Tulip and Willow fu il secondo disegno che Morris realizzò nel 1873 per la produzione di tessuti. Si trattava di un cotone stampato destinato all’arredamento (tende, decorazione murale, tappezzeria). Poiché non aveva mezzi per farlo da solo, Morris ne commissionò la stampa del disegno dapprima a Clarkson, che utilizzò coloranti chimici all’anilina, comuni all’epoca. Morris rimase però scontento degli effetti grezzi che presentava il blu e, nel 1875, vi lavorò nuovamente con Thomas Wardle, nelle stamperie di quest’ultimo, a Leek, nello Staffordshire, sperimentando coloranti naturali. Ancora una volta non soddisfatto dei risultati, Morris abbandonò tutti i tentativi di produrre il modello fino al 1883.
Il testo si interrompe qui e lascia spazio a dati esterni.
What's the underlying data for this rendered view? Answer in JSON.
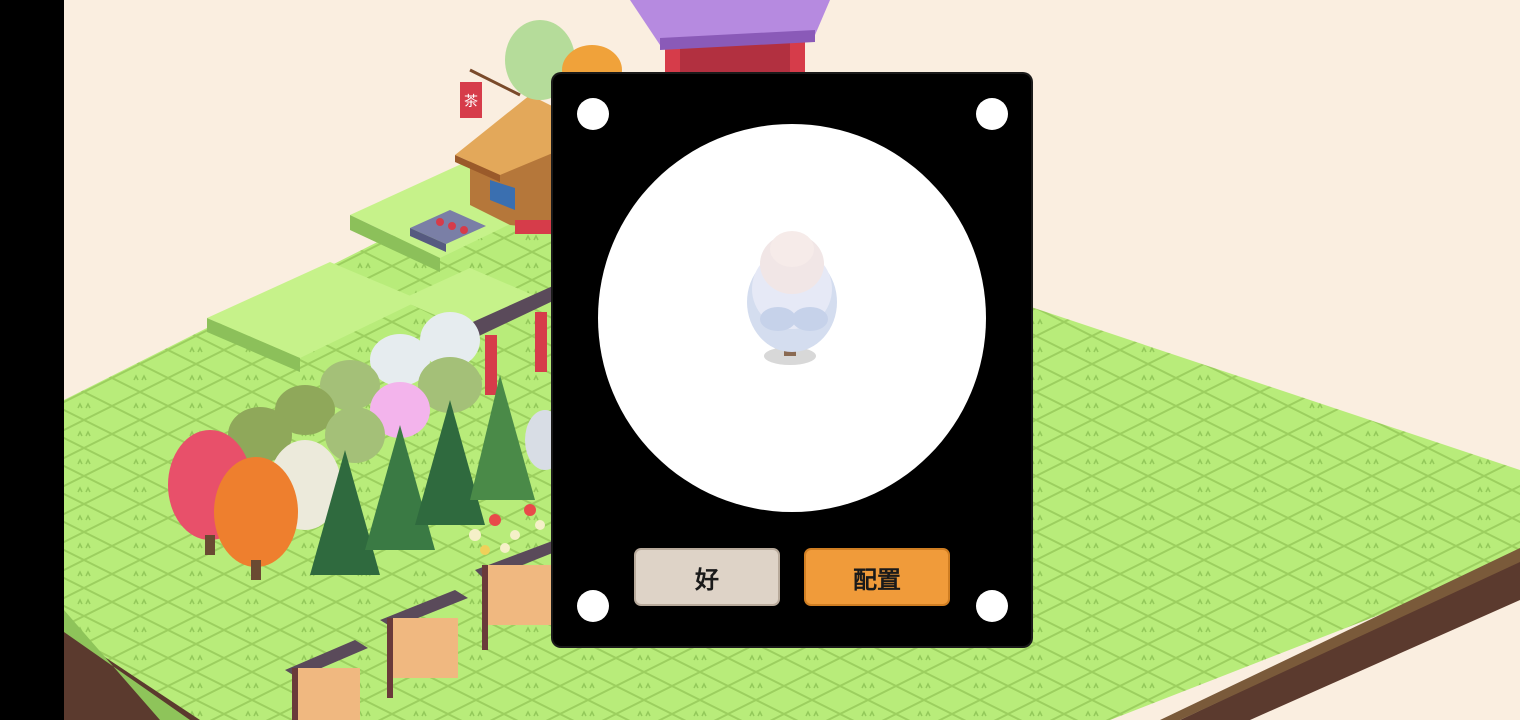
{
  "dialog": {
    "preview_item": "frosted-white-tree",
    "ok_label": "好",
    "place_label": "配置"
  },
  "scene": {
    "shop_sign_label": "茶",
    "background_color": "#faeee0",
    "grass_color": "#b9ee7c",
    "button_ok_color": "#ded3c7",
    "button_place_color": "#f09b3a"
  }
}
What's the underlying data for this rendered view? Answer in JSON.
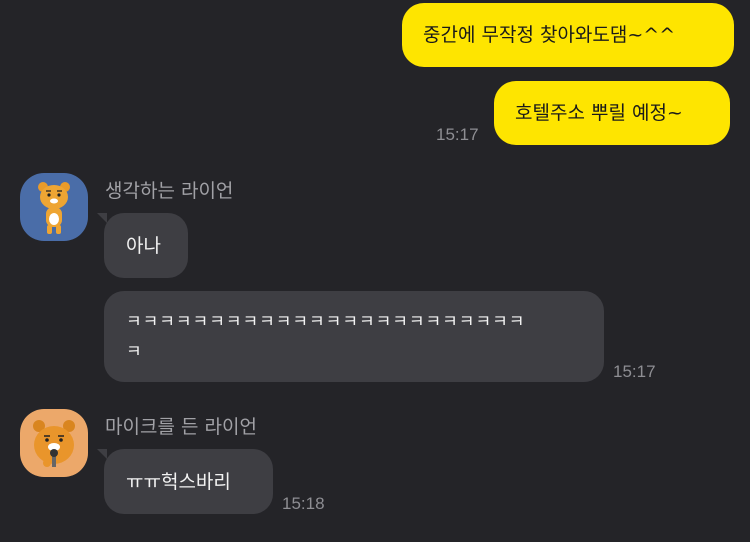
{
  "messages_out": {
    "msg1": "중간에 무작정 찾아와도댐~^^",
    "msg2": "호텔주소 뿌릴 예정~",
    "time": "15:17"
  },
  "group1": {
    "sender": "생각하는 라이언",
    "msg1": "아나",
    "msg2_line1": "ㅋㅋㅋㅋㅋㅋㅋㅋㅋㅋㅋㅋㅋㅋㅋㅋㅋㅋㅋㅋㅋㅋㅋㅋ",
    "msg2_line2": "ㅋ",
    "time": "15:17",
    "avatar_icon": "thinking-ryan-avatar",
    "avatar_bg": "#4a6da8"
  },
  "group2": {
    "sender": "마이크를 든 라이언",
    "msg1": "ㅠㅠ헉스바리",
    "time": "15:18",
    "avatar_icon": "mic-ryan-avatar",
    "avatar_bg": "#eca86a"
  },
  "colors": {
    "background": "#242428",
    "outgoing_bubble": "#fee500",
    "incoming_bubble": "#3e3e43"
  }
}
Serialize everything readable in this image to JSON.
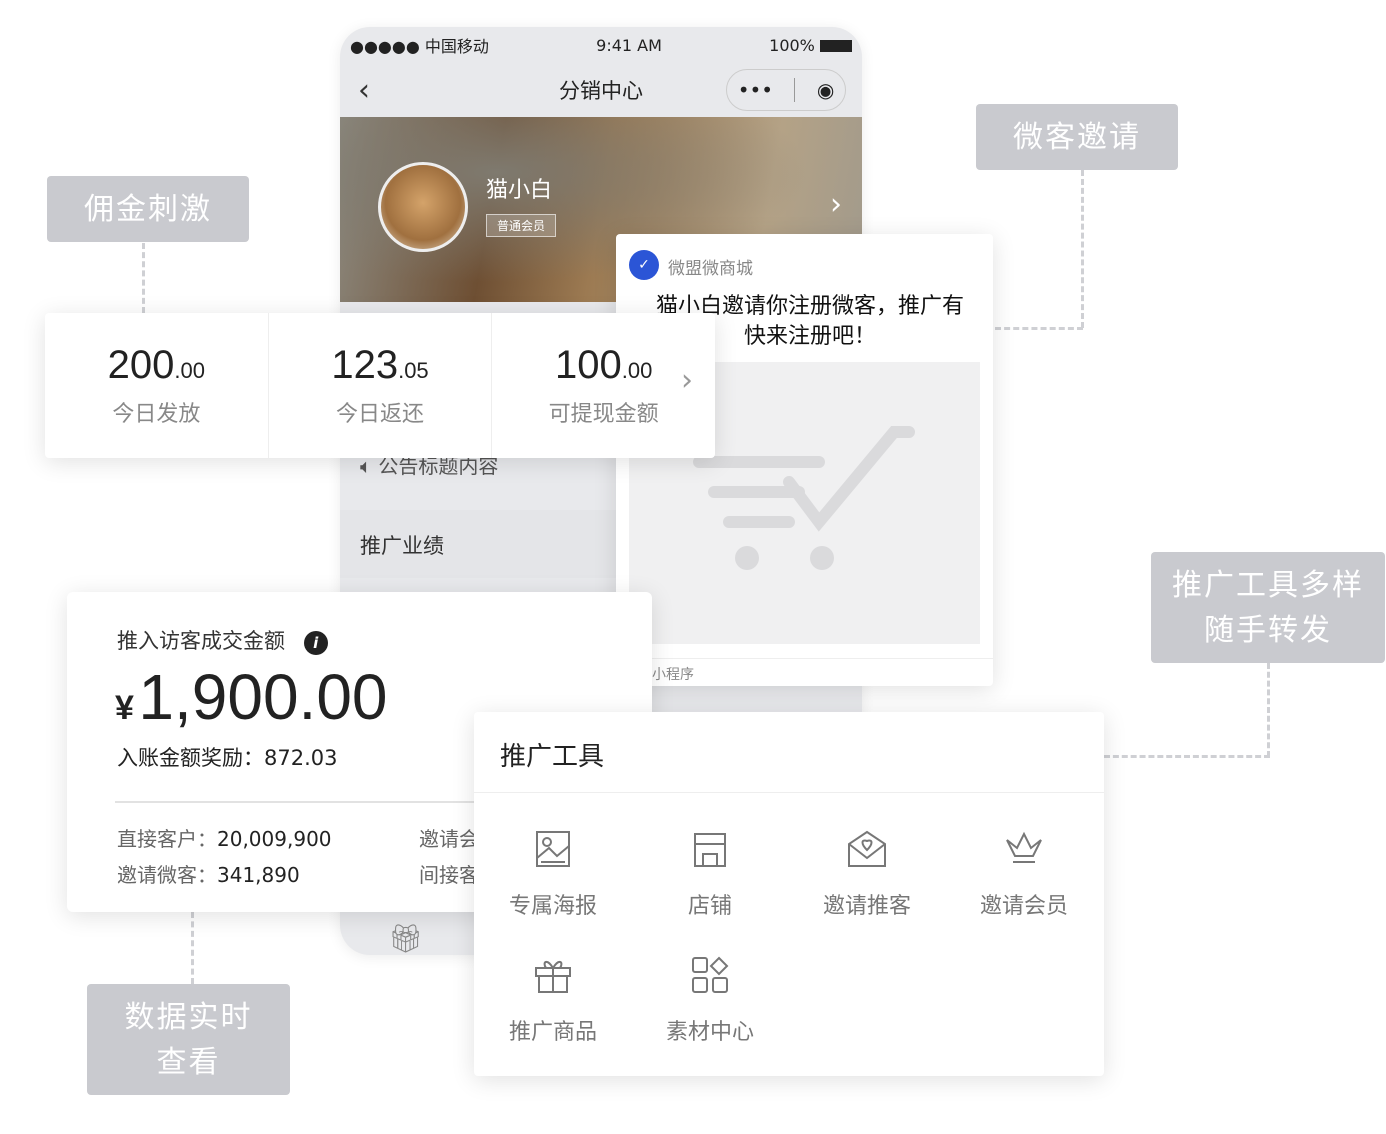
{
  "tags": {
    "commission": "佣金刺激",
    "invite": "微客邀请",
    "tools": [
      "推广工具多样",
      "随手转发"
    ],
    "realtime": [
      "数据实时",
      "查看"
    ]
  },
  "phone": {
    "carrier": "●●●●● 中国移动",
    "time": "9:41 AM",
    "battery": "100%",
    "title": "分销中心",
    "user_name": "猫小白",
    "member_badge": "普通会员",
    "announcement": "公告标题内容",
    "section": "推广业绩"
  },
  "stats": [
    {
      "int": "200",
      "dec": ".00",
      "label": "今日发放"
    },
    {
      "int": "123",
      "dec": ".05",
      "label": "今日返还"
    },
    {
      "int": "100",
      "dec": ".00",
      "label": "可提现金额"
    }
  ],
  "share": {
    "app_name": "微盟微商城",
    "message_line1": "猫小白邀请你注册微客，推广有",
    "message_line2": "快来注册吧！",
    "footer": "小程序",
    "brand_color": "#2b55d6"
  },
  "sales": {
    "title": "推入访客成交金额",
    "currency": "¥",
    "amount": "1,900.00",
    "reward_label": "入账金额奖励：",
    "reward": "872.03",
    "rows": [
      {
        "label": "直接客户：",
        "value": "20,009,900"
      },
      {
        "label": "邀请微客：",
        "value": "341,890"
      }
    ],
    "right_labels": [
      "邀请会",
      "间接客"
    ]
  },
  "tools": {
    "title": "推广工具",
    "items": [
      {
        "label": "专属海报",
        "icon": "poster-icon"
      },
      {
        "label": "店铺",
        "icon": "store-icon"
      },
      {
        "label": "邀请推客",
        "icon": "invite-mail-icon"
      },
      {
        "label": "邀请会员",
        "icon": "crown-icon"
      },
      {
        "label": "推广商品",
        "icon": "gift-icon"
      },
      {
        "label": "素材中心",
        "icon": "grid-icon"
      }
    ]
  }
}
Il primo tessuto stampato da Thomas Wardle per William Morris fu Marigold, un motivo fitto realizzato nel 1875 che Morris utilizzò per la carta da parati. Negli anni successivi, l’azienda di Morris produsse molti tessuti con motivi a fiori, come cardi, rose, caprifoglio, colombina, campanula, iris, larkspur (delphinium) e tulipani.

La Kelmscott Press
Nel 1890 Morris fondò la Kelmscott Press nella sua villa a Kelmscott (Oxfordshire), con la quale poté stampare libri di pregio a tiratura limitata. Con William Morris proto (capotecnico della tipografia) e Walter Crane decoratore, la Kelmscott Press era intesa a promuovere la rinascita dell’arte della stampa mediante un ritorno all’artigianato contro l’invadente macchinismo. Ne uscirono 52 edizioni, tra cui spiccano: The Poems of John Keats (1894) e The Works of Geoffrey Chaucer (1896). Oltre a gestire la stamperia, Morris promosse l’istituzione di altre tipografie private e fece incidere caratteri tipografici ispirati a modelli del Quattrocento. La Kelmscott Press fu attiva solo per sei anni, fino alla morte di Morris, ma in quel periodo divenne conosciuta anche al di fuori dell’Inghilterra, ispirandp il lavoro di molti artisti grafici. I testi che vi si stamparono si riconoscono per i ricchi motivi decorativi di ispirazione medievale, che spesso occupano gran parte della pagina, per le incisioni in stile preraffaellita e per l’uso limitato dei colori (nero e rosso).

I caratteri tipografici utilizzati dalla Kelmscott Press furono progettati in modo rigorosamente filologico, ispirandosi si primi font tipografici e ai caratteri venezioni del XV secolo. Morris iniziò la produzione di caratteri ideando un Roman Type chiamato il Golden, poiché aveva intenzione di utilizzarlo in quella che sarebbe dovuta essere la prima edizione della Kelmscott PressThe Golden Legend, di Jacobus de Varagine. Tuttavia, a causa dei lunghi tempi di produzione dovuti alla lunghezza del testo, la pubblicazione fu posticipata al 1892. Il debutto del Golden avvenne così all’interno di una propria novella The Story of the Glittering Plain (The Story of the Glittering Plain which has been also called the Land of Living Men or the Acre of the Undying), che fu così la prima opera stampata dalla Kelmscott Press, l’8 maggio 1891.

Morris ritornò sopra The Story of the Glittering Plain tre anni dopo, nel 1894, fecendone uscire una più estesa versione illustrata. Si tratta dell’unico libro che Morris ristampò più di una volta alla Kelmscott. Il confronto tra le due edizioni rivela molti dei modi in cui Morris sperimentava coi caratteri, bordi, paragrafi, colori, e illustrazioni. La prima edizione fu col Golden, mentre la seconda coi suoi caratteri gotici, Troy e Chaucer, con l’aggiunta di inchiostro rosso. Tutte le ventitré illustrazioni e i tre fregi decorativi furono disegnati da Walter Crane (1845-1915) e incisi su legno da Arthur Leverett.